My company is planning on deploying cassandra to three separate datacenters.
Each datacenter will have a cassandra cluster with a separate set of seeds
specific to that datacenter. However, the cluster name will be the same.

Question 1: is this enough to guarentee that the three datacenters will have
distinct cassandra clusters as well? Or will one node in datacenter A still
somehow be able to join datacenter B's ring.

Cassandra has cross datacenter replication and we plan to use that in the
future. For now, we are planning on using our own relay mechanism to transfer
data changes from one datacenter to another. Each cassandra cluster in each
datacenter will have the same keyspaces and column families with the same
schema. Datacenter A will send mutations over this relay to datacenter B which
will replay the mutation in cassandra.  Therefore, datacenter A's cassandra
cluster will look identical to datacenter B's cassandra cluster, but not through
the cross datacenter replication that cassandra offers.

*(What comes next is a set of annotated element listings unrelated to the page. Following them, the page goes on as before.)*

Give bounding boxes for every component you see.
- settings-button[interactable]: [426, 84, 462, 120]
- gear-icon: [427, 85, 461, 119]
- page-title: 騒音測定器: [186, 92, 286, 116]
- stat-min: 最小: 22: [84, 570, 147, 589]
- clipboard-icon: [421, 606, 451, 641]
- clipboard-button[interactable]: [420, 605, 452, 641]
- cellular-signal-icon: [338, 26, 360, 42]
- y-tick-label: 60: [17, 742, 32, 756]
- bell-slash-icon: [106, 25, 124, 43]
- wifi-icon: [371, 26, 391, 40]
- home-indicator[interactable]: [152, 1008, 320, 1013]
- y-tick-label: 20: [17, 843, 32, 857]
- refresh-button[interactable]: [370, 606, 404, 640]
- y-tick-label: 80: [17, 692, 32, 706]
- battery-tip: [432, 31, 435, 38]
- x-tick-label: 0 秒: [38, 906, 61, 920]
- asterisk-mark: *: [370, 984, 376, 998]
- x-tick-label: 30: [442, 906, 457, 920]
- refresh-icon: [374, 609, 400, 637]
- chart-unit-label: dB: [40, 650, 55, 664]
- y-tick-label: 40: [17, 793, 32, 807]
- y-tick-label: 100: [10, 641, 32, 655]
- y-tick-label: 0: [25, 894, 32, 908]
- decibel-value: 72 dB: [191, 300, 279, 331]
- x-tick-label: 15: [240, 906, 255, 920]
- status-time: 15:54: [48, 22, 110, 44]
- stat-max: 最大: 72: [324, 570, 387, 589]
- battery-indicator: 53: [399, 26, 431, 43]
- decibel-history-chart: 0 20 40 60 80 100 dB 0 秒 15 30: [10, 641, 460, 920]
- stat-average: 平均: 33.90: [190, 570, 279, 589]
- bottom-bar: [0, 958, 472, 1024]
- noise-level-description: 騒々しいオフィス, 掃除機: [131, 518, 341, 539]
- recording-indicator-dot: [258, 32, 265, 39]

Question 2: is this a sane strategy? We're trying to make the smallest possible
change when deploying cassandra. Our plan is to slowly move our infrastructure
over to relying more on cassandra once we can assess how it behaves with our
workload.

Question 3: eventually, we want to turn all these cassandra clusters into one
large multi-datacenter cluster. What's the best practice to do this? Should I
just add nodes from all datacenters to the list of seeds and let cassandra
resolve differences? Is there another way I don't know about?